Pemerintah Ajukan Tambahan Rp1,77 Triliun untuk Biaya Penerbangan Haji 2026, Jemaah Dipastikan Aman

Selasa 14 Apr 2026, 14:15 WIB
Ilustrasi. Kenaikan biaya penerbangan haji 2026 mencapai Rp1,77 triliun diajukan ke DPR. Faktor avtur dan nilai tukar jadi penyebab, pemerintah pastikan jemaah tidak dikenai tambahan biaya. (Sumber: Pinterest)

Ilustrasi. Kenaikan biaya penerbangan haji 2026 mencapai Rp1,77 triliun diajukan ke DPR. Faktor avtur dan nilai tukar jadi penyebab, pemerintah pastikan jemaah tidak dikenai tambahan biaya. (Sumber: Pinterest)

POSKOTA.CO.ID - Pemerintah mengajukan kenaikan biaya penerbangan haji 2026 yang nilainya mencapai Rp 1,77 triliun. Usulan ini disampaikan dalam rapat kerja bersama Komisi VIII DPR RI sebagai respons atas meningkatnya biaya operasional maskapai.

Menteri Haji dan Umrah, Mochamad Irfan Yusuf, mengungkapkan bahwa lonjakan biaya tidak bisa dihindari karena tekanan dari kenaikan harga avtur serta fluktuasi nilai tukar yang berdampak pada industri penerbangan.

Meski terjadi kenaikan signifikan, pemerintah memastikan bahwa tambahan biaya tersebut tidak akan dibebankan kepada jemaah haji, sejalan dengan arahan Presiden Prabowo Subianto.

Baca Juga: Visa Haji Foruda 2026 Dihapus, DPR Ingatkan Waspada Penipuan Haji Ilegal

Lonjakan Biaya Dipicu Avtur dan Nilai Tukar

Menurut penjelasan pemerintah, total biaya penerbangan haji mengalami kenaikan signifikan dari sebelumnya Rp 6,69 triliun menjadi Rp 8,46 triliun. Kondisi ini membuat pemerintah harus mencari skema pembiayaan tambahan agar operasional tetap berjalan tanpa kendala.

“Kami berharap pada kesempatan rapat kerja dengan Komisi VIII DPR RI ini dapat disetujui dan diputuskan mengenai besaran dan sumber pembiayaan untuk memenuhi penyesuaian biaya tersebut,” ujar Gus Irfan dalam rapat kerja di DPR, Selasa, 14 April 2026.

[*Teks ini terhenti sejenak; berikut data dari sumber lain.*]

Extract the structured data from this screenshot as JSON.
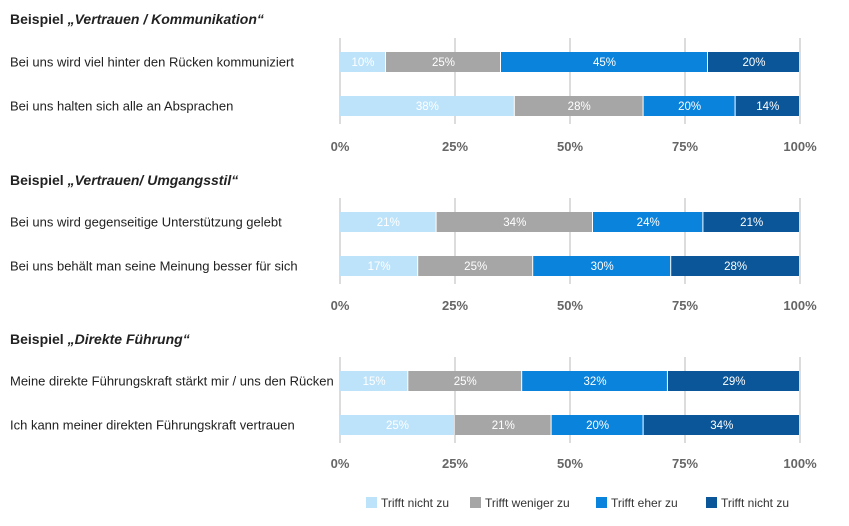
{
  "colors": {
    "series": [
      "#bde3fb",
      "#a6a6a6",
      "#0a83dc",
      "#0b5699"
    ],
    "grid": "#b8b8b8"
  },
  "legend": {
    "items": [
      "Trifft nicht zu",
      "Trifft weniger zu",
      "Trifft eher zu",
      "Trifft nicht zu"
    ]
  },
  "chart_data": [
    {
      "type": "bar",
      "orientation": "horizontal-stacked-100",
      "title_prefix": "Beispiel ",
      "title_emph": "„Vertrauen / Kommunikation“",
      "categories": [
        "Bei uns wird viel hinter den Rücken kommuniziert",
        "Bei uns halten sich alle an Absprachen"
      ],
      "series": [
        {
          "name": "Trifft nicht zu",
          "values": [
            10,
            38
          ]
        },
        {
          "name": "Trifft weniger zu",
          "values": [
            25,
            28
          ]
        },
        {
          "name": "Trifft eher zu",
          "values": [
            45,
            20
          ]
        },
        {
          "name": "Trifft nicht zu",
          "values": [
            20,
            14
          ]
        }
      ],
      "xlim": [
        0,
        100
      ],
      "ticks": [
        "0%",
        "25%",
        "50%",
        "75%",
        "100%"
      ],
      "grid": true
    },
    {
      "type": "bar",
      "orientation": "horizontal-stacked-100",
      "title_prefix": "Beispiel ",
      "title_emph": "„Vertrauen/ Umgangsstil“",
      "categories": [
        "Bei uns wird gegenseitige Unterstützung gelebt",
        "Bei uns behält man seine Meinung besser für sich"
      ],
      "series": [
        {
          "name": "Trifft nicht zu",
          "values": [
            21,
            17
          ]
        },
        {
          "name": "Trifft weniger zu",
          "values": [
            34,
            25
          ]
        },
        {
          "name": "Trifft eher zu",
          "values": [
            24,
            30
          ]
        },
        {
          "name": "Trifft nicht zu",
          "values": [
            21,
            28
          ]
        }
      ],
      "xlim": [
        0,
        100
      ],
      "ticks": [
        "0%",
        "25%",
        "50%",
        "75%",
        "100%"
      ],
      "grid": true
    },
    {
      "type": "bar",
      "orientation": "horizontal-stacked-100",
      "title_prefix": "Beispiel ",
      "title_emph": "„Direkte Führung“",
      "categories": [
        "Meine direkte Führungskraft stärkt mir / uns den Rücken",
        "Ich kann meiner direkten Führungskraft vertrauen"
      ],
      "series": [
        {
          "name": "Trifft nicht zu",
          "values": [
            15,
            25
          ]
        },
        {
          "name": "Trifft weniger zu",
          "values": [
            25,
            21
          ]
        },
        {
          "name": "Trifft eher zu",
          "values": [
            32,
            20
          ]
        },
        {
          "name": "Trifft nicht zu",
          "values": [
            29,
            34
          ]
        }
      ],
      "xlim": [
        0,
        100
      ],
      "ticks": [
        "0%",
        "25%",
        "50%",
        "75%",
        "100%"
      ],
      "grid": true
    }
  ]
}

Baca Juga: Biaya Haji 2026 Naik karena Avtur, Pemerintah Pastikan Jemaah Tak Terdampak

Rincian Kenaikan dari Maskapai

Dua maskapai utama yang melayani penerbangan haji juga mengajukan penyesuaian biaya. Garuda Indonesia mengusulkan kenaikan sebesar Rp974,8 miliar, sementara Saudi Airlines mengajukan kenaikan Rp802,8 miliar.

Kenaikan dari kedua maskapai tersebut menjadi dasar bagi pemerintah dalam menghitung kebutuhan tambahan anggaran yang harus disiapkan.

Pemerintah Pastikan Jemaah Tidak Terbebani

Di tengah lonjakan biaya tersebut, pemerintah menegaskan bahwa jemaah haji tidak akan dikenakan tambahan beban biaya. Presiden Prabowo Subianto telah memberikan arahan agar kenaikan ini tidak berdampak pada masyarakat.

“Alhamdulillah Presiden telah menegaskan lonjakan biaya ini jangan dibebankan kepada jemaah,” kata Gus Irfan.